1) Tentang perbuatan yang “dilakukan terdakwa”

Dari ketentuan ini hakim jangan sampai keliru memasukkan keterangan terdakwa yang berupa pernyataan mengenai perbuatan yang dilakukan oleh orang lain. Pernyataan yang dapat dinilai sebagai alat bukti ialah penjelasan tentang perbuatan yang dilakukan terdakwa sendiri. Oleh karena itu, setiap pertanyaan yang bermaksud hendak mengetahui apa saja yang dilakukan terdakwa sehubungan dengan tindak yang sedang diperiksa, mesti terarah disekitar perbuatan yang dilakukannya.

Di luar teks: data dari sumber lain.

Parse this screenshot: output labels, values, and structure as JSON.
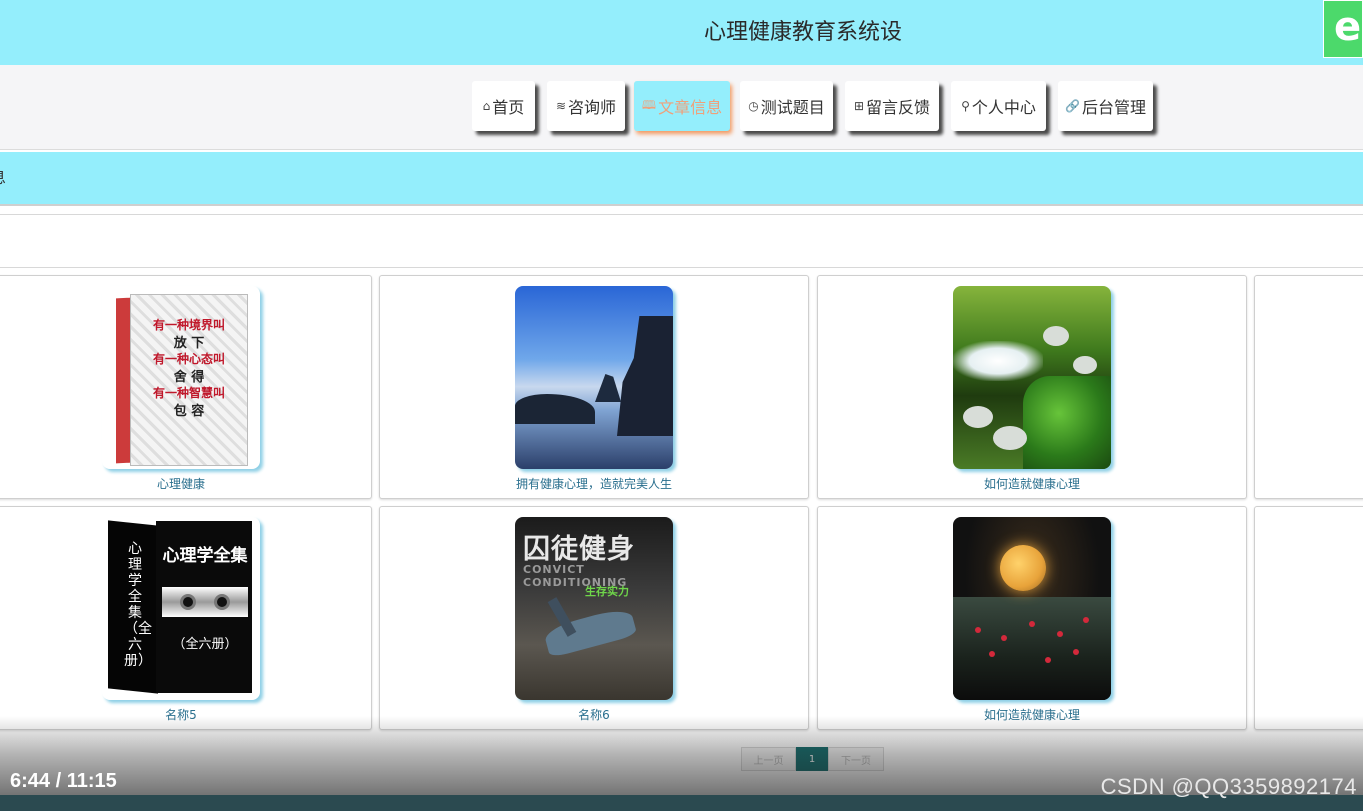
{
  "header": {
    "site_title": "心理健康教育系统设",
    "logo_letter": "e"
  },
  "nav": {
    "items": [
      {
        "label": "首页",
        "icon": "home-icon",
        "glyph": "⌂",
        "active": false
      },
      {
        "label": "咨询师",
        "icon": "layers-icon",
        "glyph": "≋",
        "active": false
      },
      {
        "label": "文章信息",
        "icon": "book-icon",
        "glyph": "🕮",
        "active": true
      },
      {
        "label": "测试题目",
        "icon": "clock-icon",
        "glyph": "◷",
        "active": false
      },
      {
        "label": "留言反馈",
        "icon": "grid-icon",
        "glyph": "⊞",
        "active": false
      },
      {
        "label": "个人中心",
        "icon": "user-icon",
        "glyph": "⚲",
        "active": false
      },
      {
        "label": "后台管理",
        "icon": "link-icon",
        "glyph": "🔗",
        "active": false
      }
    ],
    "active_color": "#f0a07a",
    "bar_color": "#94eefc"
  },
  "breadcrumb": {
    "text": "息"
  },
  "articles": [
    {
      "title": "心理健康"
    },
    {
      "title": "拥有健康心理，造就完美人生"
    },
    {
      "title": "如何造就健康心理"
    },
    {
      "title": "名称5"
    },
    {
      "title": "名称6"
    },
    {
      "title": "如何造就健康心理"
    }
  ],
  "book1": {
    "lines": [
      "有一种境界叫",
      "放 下",
      "有一种心态叫",
      "舍 得",
      "有一种智慧叫",
      "包 容"
    ]
  },
  "book2": {
    "title": "心理学全集",
    "volume": "（全六册）",
    "spine": "心理学全集（全六册）"
  },
  "fitness": {
    "title": "囚徒健身",
    "subtitle": "CONVICT CONDITIONING",
    "tagline": "生存实力"
  },
  "pagination": {
    "prev": "上一页",
    "current": "1",
    "next": "下一页"
  },
  "video": {
    "time": "6:44 / 11:15"
  },
  "watermark": "CSDN @QQ3359892174"
}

2) Tentang apa yang diketahui sendiri oleh terdakwa

Yang dimaksud dalam ketentuan ini mengenai yang diketahui sendiri oleh terdakwa, bukan pengetahuan yang bersifat “pendapat maupun rekaan” yang terdakwa peroleh dari hasil pemikiran. Arti yang terdakwa ketahui sendiri tiada lain dari pada pengetahuan sehubungan dengan peristiwa pidana yang didakwakan kepadanya.

3) Apa yang dialami sendiri oleh terdakwa

Apa yang terdakwa alami sendiri harus berupa pengalaman yang

“langsung berhubungan” dengan peristiwa pidana yang bersangkutan. Bukan pengalaman hidup atau yang terdakwa alami sendiri waktu ia sedang berpesiar kejakarta, tetapi mengenai hal-hal yang dialami sendiri oleh terdakwa pada saat terjadi peristiwa pidana.

4) Keterangan terdakwa hanya merupakan alat bukti terhadap dirinya sendiri menurut asas ini, apa yang diterangkan seseorang dalam persidangan dalam kedudukannya sebagai terdakwa, hanya dapat dipergunakan sebagai alat bukti terhadap dirinya sendiri.